Alterations in the fatty-acid profile of cells with increased σ^E activity (ΔChrR cells). Gas chromatograms of FAMEs are shown, and those FAMEs known to be present in wild-type R. sphaeroides (C18:0 and C18:1) are indicated, as well as two additional FAMEs (19M-UFA and 19Fu-FA) that are accumulated in ΔChrR cells. (A–D) The gas chromatograms of FAMEs from wild-type (A), ΔChrR (B), ΔRSP2144 (C), and ΔRSP2144 cells in which the RSP2144 gene is ectopically expressed from an isopropyl β-d-1-thiogalactopyranoside (IPTG)-inducible plasmid (D), respectively. The y and x axes show the relative abundance and retention time for each species, respectively.

Identification of Additional FAMEs in Cells with Increased σ^E Activity.

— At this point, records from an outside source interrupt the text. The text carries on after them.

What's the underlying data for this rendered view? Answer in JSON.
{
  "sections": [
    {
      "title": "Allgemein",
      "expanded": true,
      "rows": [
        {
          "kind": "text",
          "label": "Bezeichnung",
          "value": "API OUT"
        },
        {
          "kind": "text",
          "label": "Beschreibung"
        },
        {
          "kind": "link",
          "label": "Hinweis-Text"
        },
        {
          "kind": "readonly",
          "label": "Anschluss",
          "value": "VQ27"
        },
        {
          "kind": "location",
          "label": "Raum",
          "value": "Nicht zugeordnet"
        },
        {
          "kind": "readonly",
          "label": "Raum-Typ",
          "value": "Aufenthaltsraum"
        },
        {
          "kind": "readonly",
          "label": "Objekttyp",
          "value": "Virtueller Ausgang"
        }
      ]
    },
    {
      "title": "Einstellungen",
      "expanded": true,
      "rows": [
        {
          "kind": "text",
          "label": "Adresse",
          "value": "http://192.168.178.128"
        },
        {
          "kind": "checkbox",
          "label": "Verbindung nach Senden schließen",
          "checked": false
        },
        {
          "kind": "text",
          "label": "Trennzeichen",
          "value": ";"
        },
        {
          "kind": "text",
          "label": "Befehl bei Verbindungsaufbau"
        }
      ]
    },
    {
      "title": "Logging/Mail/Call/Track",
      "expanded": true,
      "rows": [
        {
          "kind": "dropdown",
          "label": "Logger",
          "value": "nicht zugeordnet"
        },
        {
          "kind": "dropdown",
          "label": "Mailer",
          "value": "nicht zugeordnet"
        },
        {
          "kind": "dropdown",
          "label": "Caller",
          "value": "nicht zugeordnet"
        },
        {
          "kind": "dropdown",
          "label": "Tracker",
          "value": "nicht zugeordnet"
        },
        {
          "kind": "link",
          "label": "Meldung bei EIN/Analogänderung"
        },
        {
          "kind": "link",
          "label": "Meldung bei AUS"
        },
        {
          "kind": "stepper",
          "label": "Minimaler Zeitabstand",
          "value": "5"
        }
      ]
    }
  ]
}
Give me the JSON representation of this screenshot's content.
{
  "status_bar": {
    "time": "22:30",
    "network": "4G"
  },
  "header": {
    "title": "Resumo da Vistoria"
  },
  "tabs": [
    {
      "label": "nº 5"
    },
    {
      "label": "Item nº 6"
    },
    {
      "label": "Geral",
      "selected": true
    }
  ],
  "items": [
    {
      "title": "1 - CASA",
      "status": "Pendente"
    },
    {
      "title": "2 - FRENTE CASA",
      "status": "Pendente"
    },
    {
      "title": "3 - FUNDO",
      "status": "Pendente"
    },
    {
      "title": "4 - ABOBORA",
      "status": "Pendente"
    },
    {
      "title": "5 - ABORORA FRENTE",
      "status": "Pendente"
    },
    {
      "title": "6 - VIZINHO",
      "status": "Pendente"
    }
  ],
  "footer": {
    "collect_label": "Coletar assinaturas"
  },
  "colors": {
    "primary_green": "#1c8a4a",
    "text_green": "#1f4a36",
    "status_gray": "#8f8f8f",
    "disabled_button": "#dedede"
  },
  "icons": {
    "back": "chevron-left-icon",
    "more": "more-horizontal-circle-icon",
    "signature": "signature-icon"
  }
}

The electron ionization (EI) (70 eV) mass spectrum of one unknown FAME (retention time ∼17.5 min in Fig. 1), which accumulates in cells with increased σ^E activity, shows that it has an intact molecular ion mass of 322.2502 Da, corresponding to a molecular formula of C₂₀H₃₄O₃ (Fig. 2A). The fragmentation pattern has good correlation with a methyl ester of a 19-carbon furan-containing fatty acid, 10,13-epoxy-11-methyl-octadecadienoate (9-(3-methyl-5-pentylfuran-2-yl)nonanoic acid), as seen by the comparison with the reference spectrum in Fig. 2A [spectrum M11703; American Oil Chemists’ Society (AOCS) Lipid Library]. This compound is hereafter referred to as 19Fu-FA.

Fig. 2.

(A) Identification of one of the unknown FAMEs (retention time ∼17.5 min in Fig. 1). Electron ionization (EI) spectrum and interpretation of major fragment ions (Upper), and comparison with reference library spectrum for methyl 10,13-epoxy-11-methyl-octadecadienoate (Lower). Library spectrum adapted from the AOCS Lipid Library, spectrum number M11703. (B) Identification of the other unknown FAME (retention time ∼16.4 min in Fig. 1) using acetonitrile (ACN) positive chemical ionization (PCI). Full-scan MS spectrum of this molecule (Upper) indicating key ACN PCI adducts of the intact species. MS/MS spectrum of the [M+MIE]⁺ ion of this molecule at 25 eV (Lower), showing key fragments that localize the double bond to position 12, as indicated in the diagram.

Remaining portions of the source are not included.